Sandel lo expresa con claridad: el trabajo no es solo una manera de ganarse la vida, sino de ser reconocido, de sentir que uno aporta algo al bien común. Cuando ese lazo se corta, la persona no solo pierde ingresos; pierde lugar en el relato de su ciudad.
¿Qué narrativa común tenemos hoy en Carmelo? ¿Quiénes son nuestros referentes laborales, nuestros modelos a seguir? ¿Qué espacio simbólico se les da a los que madrugan, a los que se reinventan, a los que sostienen con esfuerzo los pequeños comercios, los oficios, la vida diaria?
El espacio público que se vacía
En Carmelo, las plazas están, pero ¿están vivas? Las esquinas existen, pero ¿se habitan? Los gurises en la rambla, los pibes que se juntan en la Plaza Independencia, las ferias, las canchitas para hacer deporte: lugares que antes eran intercambio de historias y diferencias, hoy son a veces territorio de sospecha, de paso, o de disputa en redes sociales. No hay escucha, hay juicio. No hay matices, hay polarización.
Sandel alerta sobre este fenómeno: cuando se pierden los lugares de encuentro, el diálogo se vuelve imposible. Y la democracia –esa que empieza en una conversación de esquina y no solo en una urna– se empobrece.
En Carmelo ya no se discute en el boliche, se sentencia en WhatsApp. Ya no se habla con el otro, se habla del otro. El resultado: una ciudad donde cada uno mira desde su trinchera y señala al culpable de siempre en la vereda de enfrente.
La ciudad como espacio ético
Sandel no propone recetas, pero sí preguntas. Nos invita a pensar qué clase de ciudad queremos ser. Una donde cada uno reclama desde su burbuja, o una donde podamos volver a decir “nosotros”. No necesitamos estar de acuerdo en todo, pero sí convivir. Ese es el desafío ético y político de cualquier comunidad.

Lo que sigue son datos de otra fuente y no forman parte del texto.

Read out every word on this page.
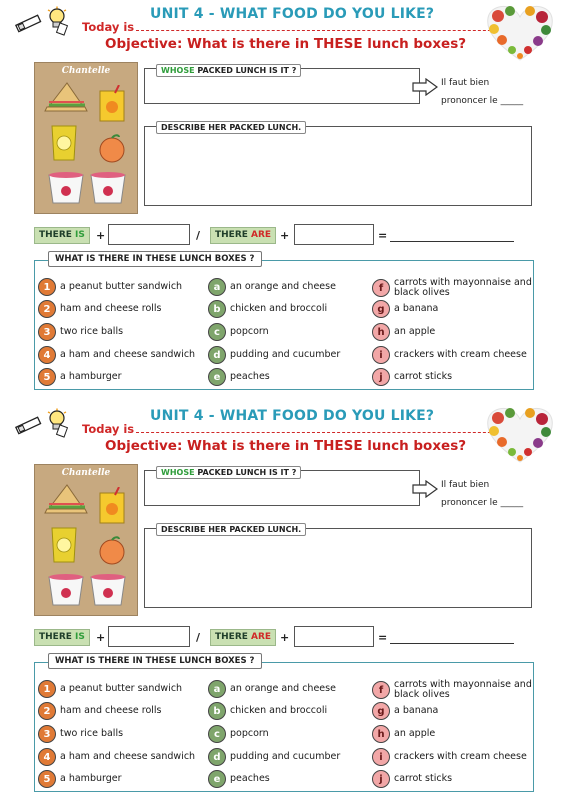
UNIT 4 - WHAT FOOD DO YOU LIKE?
Today is
Objective: What is there in THESE lunch boxes?
Chantelle	WHOSE PACKED LUNCH IS IT ?
Il faut bien
prononcer le _____
DESCRIBE HER PACKED LUNCH.
THERE IS	+	/	THERE ARE +	=
WHAT IS THERE IN THESE LUNCH BOXES ?
1	a peanut butter sandwich
2	ham and cheese rolls
3	two rice balls
4	a ham and cheese sandwich
5	a hamburger
a	an orange and cheese
b chicken and broccoli
c	popcorn
d pudding and cucumber
e	peaches
f	carrots with mayonnaise and black olives
g a banana
h an apple
i	crackers with cream cheese
j	carrot sticks
UNIT 4 - WHAT FOOD DO YOU LIKE?
Today is
Objective: What is there in THESE lunch boxes?
Chantelle	WHOSE PACKED LUNCH IS IT ?
Il faut bien
prononcer le _____
DESCRIBE HER PACKED LUNCH.
THERE IS	+	/	THERE ARE +	=
WHAT IS THERE IN THESE LUNCH BOXES ?
1	a peanut butter sandwich
2	ham and cheese rolls
3	two rice balls
4	a ham and cheese sandwich
5	a hamburger
a	an orange and cheese
b chicken and broccoli
c	popcorn
d pudding and cucumber
e	peaches
f	carrots with mayonnaise and black olives
g a banana
h an apple
i	crackers with cream cheese
j	carrot sticks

Carmelo puede ser una ciudad pensada éticamente. No desde una moral religiosa ni de manual, sino desde la pregunta permanente por el otro:
¿ cómo vive el otro?,
¿ qué necesita?,
¿ qué puedo hacer yo por ese otro con el que comparto barrio, calle, río?
Esa ética de la convivencia no se impone desde arriba. Se cultiva. En el saludo, en la charla sin apuro, en el club que vuelve a abrirse, en la vereda que recupera sus bancos. Y también en la exigencia: porque parte del cuidado común es reclamar con argumentos y propuestas, no con insultos y memes.
Una ciudad que piense, que se piense
Sandel, que alguna vez quiso ser periodista, ha logrado algo que a muchos les parece utópico: que miles de personas escuchen filosofía, que se pregunten por la justicia, el mérito, el bien común. Que piensen. Y si algo necesita Carmelo hoy es pensarse. Sacudirse la modorra. Dejar de hablar mal del vecino y empezar a preguntarse qué ciudad estamos dejando.
La ética pública no es un curso. Es una práctica. Es la decisión diaria de habitar juntos un lugar. Y ese lugar puede volver a ser Carmelo, si recuperamos las palabras que nos unían: charla, cuidado, escucha, comunidad, pluralidad.
Porque tal vez no todo está perdido. Tal vez, con una bicicleta sin candado de nuevo en el cordón y una silla en la vereda, volvamos a recordarlo.